Ana María, como las buenas supervivientes no acariciaba los mástiles, sino la huida, por eso fabulaba magistralmente con la fantasía, era de la generación de la postguerra, pertenecía a la «Nada», como nuestros adolescentes, esos que no palpan más que la incertidumbre de la inexistencia del mañana.
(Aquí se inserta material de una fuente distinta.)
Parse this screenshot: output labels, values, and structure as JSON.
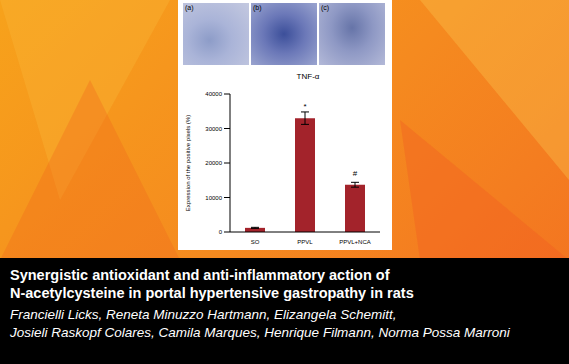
{
  "chart_data": {
    "type": "bar",
    "title": "TNF-α",
    "categories": [
      "SO",
      "PPVL",
      "PPVL+NCA"
    ],
    "values": [
      1200,
      33000,
      13700
    ],
    "errors": [
      150,
      1800,
      700
    ],
    "significance": [
      null,
      "*",
      "#"
    ],
    "color": "#a3232b",
    "ylabel": "Expression of the positive pixels (%)",
    "ylim": [
      0,
      40000
    ],
    "yticks": [
      0,
      10000,
      20000,
      30000,
      40000
    ],
    "grid": false
  },
  "panel_labels": [
    "(a)",
    "(b)",
    "(c)"
  ],
  "title_lines": [
    "Synergistic antioxidant and anti-inflammatory action of",
    "N-acetylcysteine in portal hypertensive gastropathy in rats"
  ],
  "authors_lines": [
    "Francielli Licks, Reneta Minuzzo Hartmann, Elizangela Schemitt,",
    "Josieli Raskopf Colares, Camila Marques, Henrique Filmann, Norma Possa Marroni"
  ]
}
De esa generación hostil cuyo marcador fue y es, ser testigos de un mundo hipócrita y violento.
Era tan estrafalaria, que encallaba en la diversidad de la especie, por eso su cruel y apresurada despedida nos devuelve a la uniformidad del relato, del verbo único, de la palabra empalagosa y dulzona, del optimismo de la opulencia.
El bastardo desamparo al que nos somete su definitiva fuga, nos sumerge en el laberinto de los contenedores del pensamiento, para buscar los antídotos del rosa, y el celeste, en estos tiempos de realeza, donde la pasión por la ética está tan denostada y devaluada, que ya solo cotiza en el mercado de nuestras irrelevantes utopías.
Sin redobles de campanas, suscribo las palabras de Caballero Bonald, al conocer la noticia «Su muerte es un descalabro en mi intimidad».
Kechu Aramburu del Río
Publicado en el Correo de Andalucia el 27 de Junio del 2014
No insistan, sencillamente se ha ido, pero antes nos enseñó a usar los espejos cóncavos y convexos para mirar una sociedad marcada por el síndrome «y de lo mío qué…» Fue una niña de la guerra, tatuada por el odio, la muerte, la miseria, la angustia y la extrema pobreza, pero la magia con la que suprimió las fronteras entre el realismo y la ficción, la petrifican en una mirada de faros largos, para sobrevivir a las inclemencias de las emociones, en ese tiempo que es tan de antes, como el de ahora.